Each visit differs from year to year, but certain elements remain the same: there is always an immense crush of exhibitors, distributors, content creators, influencers, photographers, writers, amateurs, and perfumers – with the final day open to the public at large. There are also many conferences/symposia offered, off-campus fragrance events (usually held in prestigious nearby hotels), and after-hours parties. This year was the first time that I did not attend these off-campus events.

It is customary to schedule appointments in advance in order to garner the full attention of a perfumer or creative director at a particular booth: unlike previous visits, I hesitated to do so because the conference list was not available until very late this year – and I try to attend as many of these as I possibly can. I felt fortunate that the larger portion of creatives appeared happy to see me and converse at length despite this fact. As my colleagues will willingly attest, over time close relationships develop – and this is a tremendous boon and pleasure.

 

 

Crème Ébène by Karl©

Trends at Esxence Milano 2025: I had mentioned earlier this year that extraits are hot right now, and that was certainly the case. Many brands have released more concentrated versions of their eaux de parfums, to the delight of the public. It came to my attention that in 2024 dates/dried fruits were very popular fragrance notes, and two specific Esxence highlights are excellent examples – Electimuss’ new Moroccan Medjool, and Nicolaï Parfumeur Createur’s suave Crème Ébène.
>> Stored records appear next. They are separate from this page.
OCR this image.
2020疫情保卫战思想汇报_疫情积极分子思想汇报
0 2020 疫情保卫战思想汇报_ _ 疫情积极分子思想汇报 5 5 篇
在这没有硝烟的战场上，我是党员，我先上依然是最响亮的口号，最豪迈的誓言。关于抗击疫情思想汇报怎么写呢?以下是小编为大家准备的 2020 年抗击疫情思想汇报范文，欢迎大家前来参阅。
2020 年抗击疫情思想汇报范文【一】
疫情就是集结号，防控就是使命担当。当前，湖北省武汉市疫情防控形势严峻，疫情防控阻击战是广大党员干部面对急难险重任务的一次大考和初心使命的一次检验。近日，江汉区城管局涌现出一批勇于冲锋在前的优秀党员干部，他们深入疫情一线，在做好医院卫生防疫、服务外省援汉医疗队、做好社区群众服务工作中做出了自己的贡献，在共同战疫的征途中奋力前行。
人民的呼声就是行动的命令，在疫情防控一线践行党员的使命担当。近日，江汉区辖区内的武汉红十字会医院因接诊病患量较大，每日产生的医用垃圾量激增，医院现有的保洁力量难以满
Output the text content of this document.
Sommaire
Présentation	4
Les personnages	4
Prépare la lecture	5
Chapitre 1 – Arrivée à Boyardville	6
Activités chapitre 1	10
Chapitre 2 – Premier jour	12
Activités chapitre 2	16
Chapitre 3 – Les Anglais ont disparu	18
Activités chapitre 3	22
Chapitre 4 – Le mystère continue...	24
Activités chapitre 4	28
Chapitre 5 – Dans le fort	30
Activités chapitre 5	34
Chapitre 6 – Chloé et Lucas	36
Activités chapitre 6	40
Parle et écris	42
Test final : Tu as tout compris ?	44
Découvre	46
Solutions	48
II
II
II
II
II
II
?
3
Incense, ouds, leathers, and gourmands continue to flourish, and aren’t going to disappear at any time in the foreseeable future – nor are stone fruits such as peach and apricot (and more exotic ones such as guava and mango), which seem to retain a pronounced appeal.

 

Clayton Ilolahia at the conference “Fragrance Trends and Origin Stories” at Esxence Milano 2025

Clayton Ilolahia at the conference “Fragrance Trends and Origin Stories” at Esxence Milano 2025 Ida©

As we are on the topic of trends – one of the most intriguing talks offered was “Fragrance Trends and Origin Stories”. Clayton Ilolahia is an astute and knowledgeable observer of the global fragrance market; he is Michael Edwards’ right hand man as regards Fragrances of the World, in charge of communication and evaluation – as well as a private consultant. Of particular interest was Clayton’s attention to Pierre Dinand’s 5 Cherries – the renowned flacon designer’s assessment which analogizes a fragrance’s success to winning the jackpot at the slot machines. In order to be successful, five factors (cherries) are required: 1) proper financing; 2) effective distribution; 3) good marketing; 4) distinctive bottle design; and 5) the quality of the jus itself. Throughout my Esxence experience, I witnessed considerable evidence that Monsieur Dinand’s theorem is a truthful one – even if it is not the most popular view of the fragrance industry.

 

Galimard Héritage Collection

Galimard Héritage Collection at Esxence Milano 2025 Ida©

Highlights at Esxence Milano 2025: This year I was thrilled with many discoveries – from newer brands to older, more traditional houses which have successfully reinvigorated themselves. I’m referring to the noble house of Galimard in Grasse, founded in 1747. They released an exquisite trio entitled The Héritage Collection, a treasure of three parfums: J (jasmine), R (rose), and T (tuberose). In addition, their latest scent, Ruby Chéri – a very adult gourmand eau de parfum which includes almond, Morello cherry, coffee, sandalwood and musk; a fragrance I would adore wearing (yes, me).  It was Galimard’s first exhibition at Esxence. Another legendary French house, founded in 1774 (often overlooked, alas), L.T. Piver – took the time to walk me through their original fragrances as well as their revivification, in keeping with regulatory requirements and an eye to a more contemporary vision (while maintaining their classical DNA). I was singularly impressed and gratified to see that they remain relevant centuries later – and that their reformulations were glorious.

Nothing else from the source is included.